Harley-Davidson second quarter motorcycle sales revenue is reported up 2.8 percent compared to the second quarter last year at $831.6 million, with dealer retail sales of motorcycles reported down 8.4 percent (on second quarter shipments of 59,046 motorcycles) in a domestic US 651+ cc market that was down 10.1 percent.
At 59,046 second quarter motorcycle shipments to dealers were up compared to the second quarter of 2009 (58,179), and Harley is sticking by its total 2010 expectation to ship between 201,000 and 210,000 motorcycles.
International markets continue to perform well for the Motor Company compared to the pressure that the industry is under domestically, with retail sales in international markets down just 0.2 percent for the second quarter, and 1.1 percent (against 15.3 percent down domestically) for the first six months of the year.
In Harley’s quarterly fiscals press release CEO Keith Wandell is quoted as saying that the company is “making steady progress at executing its strategy to deliver results through focus. We are seeing the benefits of our restructuring and continuous improvement activities reflected in… the continued moderation in the rate of decline of retail new Harley-Davidson motorcycle sales again in the second quarter”.

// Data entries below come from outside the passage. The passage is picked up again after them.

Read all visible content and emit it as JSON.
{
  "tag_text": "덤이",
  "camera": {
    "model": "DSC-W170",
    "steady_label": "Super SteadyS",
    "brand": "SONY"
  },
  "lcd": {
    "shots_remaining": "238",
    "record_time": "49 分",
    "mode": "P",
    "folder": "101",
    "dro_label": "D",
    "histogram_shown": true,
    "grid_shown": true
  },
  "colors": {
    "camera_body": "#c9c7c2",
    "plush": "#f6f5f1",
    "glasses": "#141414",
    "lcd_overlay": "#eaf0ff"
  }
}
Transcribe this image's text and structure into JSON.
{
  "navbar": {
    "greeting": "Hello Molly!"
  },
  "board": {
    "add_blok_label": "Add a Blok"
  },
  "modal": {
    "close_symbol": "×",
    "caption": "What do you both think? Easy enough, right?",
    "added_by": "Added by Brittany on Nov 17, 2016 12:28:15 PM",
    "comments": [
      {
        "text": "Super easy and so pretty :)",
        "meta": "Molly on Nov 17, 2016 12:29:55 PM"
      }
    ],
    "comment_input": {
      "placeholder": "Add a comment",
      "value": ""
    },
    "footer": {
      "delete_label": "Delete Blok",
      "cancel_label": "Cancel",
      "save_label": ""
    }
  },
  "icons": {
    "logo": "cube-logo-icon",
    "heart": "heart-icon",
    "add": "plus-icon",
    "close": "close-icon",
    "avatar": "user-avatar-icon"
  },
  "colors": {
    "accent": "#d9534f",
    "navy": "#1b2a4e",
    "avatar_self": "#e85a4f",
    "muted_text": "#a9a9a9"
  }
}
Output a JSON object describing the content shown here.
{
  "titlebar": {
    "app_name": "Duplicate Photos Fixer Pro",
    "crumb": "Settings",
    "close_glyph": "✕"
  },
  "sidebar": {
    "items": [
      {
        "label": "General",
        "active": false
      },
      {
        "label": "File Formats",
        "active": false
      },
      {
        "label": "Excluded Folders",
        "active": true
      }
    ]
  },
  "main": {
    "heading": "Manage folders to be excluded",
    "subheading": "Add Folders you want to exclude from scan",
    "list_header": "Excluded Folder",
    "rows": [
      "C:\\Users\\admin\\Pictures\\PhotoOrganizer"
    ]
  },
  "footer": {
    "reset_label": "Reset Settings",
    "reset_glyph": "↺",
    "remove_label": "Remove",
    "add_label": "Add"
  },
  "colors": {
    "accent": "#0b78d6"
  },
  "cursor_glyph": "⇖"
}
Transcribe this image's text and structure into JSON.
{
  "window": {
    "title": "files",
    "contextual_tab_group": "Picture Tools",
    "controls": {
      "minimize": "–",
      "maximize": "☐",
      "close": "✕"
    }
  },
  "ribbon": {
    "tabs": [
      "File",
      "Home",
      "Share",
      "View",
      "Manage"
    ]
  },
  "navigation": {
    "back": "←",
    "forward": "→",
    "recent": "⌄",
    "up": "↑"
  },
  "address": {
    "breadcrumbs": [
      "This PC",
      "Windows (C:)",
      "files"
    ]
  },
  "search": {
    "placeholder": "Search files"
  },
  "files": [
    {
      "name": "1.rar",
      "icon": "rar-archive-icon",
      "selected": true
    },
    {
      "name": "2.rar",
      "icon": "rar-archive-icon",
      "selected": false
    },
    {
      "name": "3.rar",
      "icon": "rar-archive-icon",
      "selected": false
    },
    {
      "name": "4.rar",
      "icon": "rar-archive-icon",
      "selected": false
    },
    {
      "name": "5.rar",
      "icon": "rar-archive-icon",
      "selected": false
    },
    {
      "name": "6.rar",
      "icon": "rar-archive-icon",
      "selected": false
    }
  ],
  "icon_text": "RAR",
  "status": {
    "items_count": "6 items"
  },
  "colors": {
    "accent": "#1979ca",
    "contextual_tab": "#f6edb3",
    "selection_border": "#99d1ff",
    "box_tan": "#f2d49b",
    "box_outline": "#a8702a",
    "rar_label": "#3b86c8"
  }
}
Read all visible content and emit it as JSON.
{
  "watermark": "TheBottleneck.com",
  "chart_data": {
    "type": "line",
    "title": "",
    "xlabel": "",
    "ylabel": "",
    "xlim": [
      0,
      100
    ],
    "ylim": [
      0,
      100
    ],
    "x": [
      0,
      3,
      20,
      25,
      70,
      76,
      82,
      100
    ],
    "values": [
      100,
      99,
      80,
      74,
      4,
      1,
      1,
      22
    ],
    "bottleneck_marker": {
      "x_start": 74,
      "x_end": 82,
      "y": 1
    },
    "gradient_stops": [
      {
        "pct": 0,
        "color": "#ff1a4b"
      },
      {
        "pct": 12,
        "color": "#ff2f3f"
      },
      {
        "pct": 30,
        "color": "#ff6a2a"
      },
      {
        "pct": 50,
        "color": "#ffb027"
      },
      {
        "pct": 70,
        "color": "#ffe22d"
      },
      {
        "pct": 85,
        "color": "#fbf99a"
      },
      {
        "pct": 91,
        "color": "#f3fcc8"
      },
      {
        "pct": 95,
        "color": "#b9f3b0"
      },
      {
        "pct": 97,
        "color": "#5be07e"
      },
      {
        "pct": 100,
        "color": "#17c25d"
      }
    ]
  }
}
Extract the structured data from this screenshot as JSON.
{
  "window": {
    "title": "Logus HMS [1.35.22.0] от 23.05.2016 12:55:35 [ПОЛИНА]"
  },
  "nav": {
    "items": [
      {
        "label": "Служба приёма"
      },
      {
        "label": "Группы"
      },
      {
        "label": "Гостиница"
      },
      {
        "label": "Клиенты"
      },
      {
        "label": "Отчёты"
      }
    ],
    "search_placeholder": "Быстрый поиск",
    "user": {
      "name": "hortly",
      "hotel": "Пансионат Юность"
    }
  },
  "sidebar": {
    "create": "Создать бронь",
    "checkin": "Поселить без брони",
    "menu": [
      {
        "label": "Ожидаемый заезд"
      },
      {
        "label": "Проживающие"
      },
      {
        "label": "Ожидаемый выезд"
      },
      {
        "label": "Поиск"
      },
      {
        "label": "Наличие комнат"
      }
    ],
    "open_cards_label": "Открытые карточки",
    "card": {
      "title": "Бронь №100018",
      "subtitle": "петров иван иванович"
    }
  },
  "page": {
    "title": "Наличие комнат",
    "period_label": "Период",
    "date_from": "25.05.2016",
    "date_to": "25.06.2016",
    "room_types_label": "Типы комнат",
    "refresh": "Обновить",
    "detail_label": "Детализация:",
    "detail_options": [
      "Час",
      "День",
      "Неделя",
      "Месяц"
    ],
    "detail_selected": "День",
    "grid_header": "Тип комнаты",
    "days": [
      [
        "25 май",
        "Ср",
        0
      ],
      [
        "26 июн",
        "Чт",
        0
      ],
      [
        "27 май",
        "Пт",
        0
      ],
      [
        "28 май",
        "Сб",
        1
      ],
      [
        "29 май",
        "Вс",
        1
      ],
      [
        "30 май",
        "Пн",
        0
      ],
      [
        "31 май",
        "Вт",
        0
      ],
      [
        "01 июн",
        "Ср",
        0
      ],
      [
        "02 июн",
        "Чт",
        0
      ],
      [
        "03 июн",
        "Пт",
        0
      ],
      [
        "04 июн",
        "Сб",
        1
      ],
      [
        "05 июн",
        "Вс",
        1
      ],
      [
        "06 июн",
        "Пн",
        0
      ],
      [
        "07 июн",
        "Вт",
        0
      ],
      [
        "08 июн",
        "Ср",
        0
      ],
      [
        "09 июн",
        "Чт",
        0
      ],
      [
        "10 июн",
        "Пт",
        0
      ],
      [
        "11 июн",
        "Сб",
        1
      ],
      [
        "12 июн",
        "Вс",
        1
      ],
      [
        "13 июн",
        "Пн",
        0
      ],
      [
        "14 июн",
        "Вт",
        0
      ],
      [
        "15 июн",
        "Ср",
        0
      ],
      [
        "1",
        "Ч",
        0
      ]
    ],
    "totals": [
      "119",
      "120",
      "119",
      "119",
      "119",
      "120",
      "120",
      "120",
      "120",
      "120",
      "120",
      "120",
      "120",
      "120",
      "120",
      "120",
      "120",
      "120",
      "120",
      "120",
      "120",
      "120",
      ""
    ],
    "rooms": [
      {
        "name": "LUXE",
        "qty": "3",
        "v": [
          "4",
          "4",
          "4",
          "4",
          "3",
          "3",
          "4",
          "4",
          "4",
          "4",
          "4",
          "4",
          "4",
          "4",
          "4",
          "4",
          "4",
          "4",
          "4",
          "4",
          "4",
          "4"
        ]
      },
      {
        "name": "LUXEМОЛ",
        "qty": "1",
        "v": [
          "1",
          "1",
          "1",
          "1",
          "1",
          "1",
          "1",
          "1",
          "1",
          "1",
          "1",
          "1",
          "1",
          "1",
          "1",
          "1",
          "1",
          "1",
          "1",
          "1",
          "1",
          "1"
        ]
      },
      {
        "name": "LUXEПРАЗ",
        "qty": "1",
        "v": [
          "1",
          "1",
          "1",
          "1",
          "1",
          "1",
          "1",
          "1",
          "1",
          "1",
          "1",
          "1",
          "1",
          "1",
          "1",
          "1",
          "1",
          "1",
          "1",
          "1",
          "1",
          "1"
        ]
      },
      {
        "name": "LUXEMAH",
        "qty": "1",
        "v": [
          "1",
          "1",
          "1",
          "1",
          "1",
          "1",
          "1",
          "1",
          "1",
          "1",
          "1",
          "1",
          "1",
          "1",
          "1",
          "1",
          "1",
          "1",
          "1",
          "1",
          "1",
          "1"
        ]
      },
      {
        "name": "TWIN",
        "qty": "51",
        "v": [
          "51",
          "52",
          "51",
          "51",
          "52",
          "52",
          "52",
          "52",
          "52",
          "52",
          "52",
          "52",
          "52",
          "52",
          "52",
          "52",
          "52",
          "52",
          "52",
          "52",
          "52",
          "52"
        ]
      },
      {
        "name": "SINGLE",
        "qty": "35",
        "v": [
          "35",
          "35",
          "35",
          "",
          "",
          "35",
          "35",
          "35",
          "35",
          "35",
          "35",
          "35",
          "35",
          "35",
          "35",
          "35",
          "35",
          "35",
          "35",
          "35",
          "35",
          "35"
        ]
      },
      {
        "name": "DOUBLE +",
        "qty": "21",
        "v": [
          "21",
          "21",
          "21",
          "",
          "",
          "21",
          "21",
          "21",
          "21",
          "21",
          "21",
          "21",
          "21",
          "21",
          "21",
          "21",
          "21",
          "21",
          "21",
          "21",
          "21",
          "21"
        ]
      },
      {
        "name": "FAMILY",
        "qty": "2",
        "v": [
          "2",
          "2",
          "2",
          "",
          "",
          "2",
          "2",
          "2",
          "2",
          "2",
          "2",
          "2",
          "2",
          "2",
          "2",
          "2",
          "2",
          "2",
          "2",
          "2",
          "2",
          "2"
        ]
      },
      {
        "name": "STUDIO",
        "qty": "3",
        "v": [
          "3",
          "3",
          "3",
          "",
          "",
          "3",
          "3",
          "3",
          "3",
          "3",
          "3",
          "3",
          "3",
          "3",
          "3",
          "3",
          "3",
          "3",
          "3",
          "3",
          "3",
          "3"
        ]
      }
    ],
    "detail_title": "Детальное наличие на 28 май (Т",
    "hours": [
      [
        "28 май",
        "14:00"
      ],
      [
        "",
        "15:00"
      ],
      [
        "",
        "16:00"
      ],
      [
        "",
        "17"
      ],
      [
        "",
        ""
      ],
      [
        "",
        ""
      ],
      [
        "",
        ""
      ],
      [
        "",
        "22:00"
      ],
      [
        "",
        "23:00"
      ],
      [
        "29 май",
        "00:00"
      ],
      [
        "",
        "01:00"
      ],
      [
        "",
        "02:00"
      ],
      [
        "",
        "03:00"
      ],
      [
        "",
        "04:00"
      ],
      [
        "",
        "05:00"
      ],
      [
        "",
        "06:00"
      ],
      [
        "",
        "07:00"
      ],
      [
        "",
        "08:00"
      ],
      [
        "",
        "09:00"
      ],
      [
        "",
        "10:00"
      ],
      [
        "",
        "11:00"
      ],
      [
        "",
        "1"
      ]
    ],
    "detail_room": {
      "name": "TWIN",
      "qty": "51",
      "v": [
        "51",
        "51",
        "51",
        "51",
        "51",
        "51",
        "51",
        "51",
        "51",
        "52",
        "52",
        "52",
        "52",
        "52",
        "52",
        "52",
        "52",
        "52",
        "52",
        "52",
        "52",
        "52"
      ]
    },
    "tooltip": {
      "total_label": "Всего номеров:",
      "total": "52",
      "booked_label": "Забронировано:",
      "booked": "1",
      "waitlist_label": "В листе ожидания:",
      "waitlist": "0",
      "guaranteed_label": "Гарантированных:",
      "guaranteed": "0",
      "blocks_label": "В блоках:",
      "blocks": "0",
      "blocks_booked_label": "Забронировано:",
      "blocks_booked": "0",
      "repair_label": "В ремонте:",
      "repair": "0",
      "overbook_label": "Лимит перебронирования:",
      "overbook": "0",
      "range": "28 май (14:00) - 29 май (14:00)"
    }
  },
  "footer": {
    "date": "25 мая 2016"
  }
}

However, although the firm’s second quarter results are definitely indicative that the business may now be stabilizing at the bottom of its decline cycle, the headline-grabbing statements coming out of Milwaukee continue to concern the future of the business as a Wisconsin icon.
As Wandell continues to “fix on the fix” (as one analyst put it) no options to further improve Harley’s business performance are being left off of his agenda.
With the company and its Wisconsin production employee unions embarking on negotiations for new labor agreements that would take effect in April 2012, Harley has issued the starkest warning yet that it could ‘think the unthinkable’ by setting a mid September 2010 deadline for new agreements that allow it to “close large cost gaps in its Milwaukee and Tomahawk production operations and improve flexibility to meet seasonal and other customer-driven production needs”.
The company says that if it “is unable to achieve those objectives through agreement with the unions… it will move Wisconsin production operations to another U.S. location”.
The cultural implications for the Harley brand are such that most analysts are assuming that it is unlikely to come to that, and that Wandell is tone-setting for the best possible deal.
However, given the strident moves that Wandell has led the company through already, nobody is betting on his negotiators being prepared to blink until they have math that meets their baseline.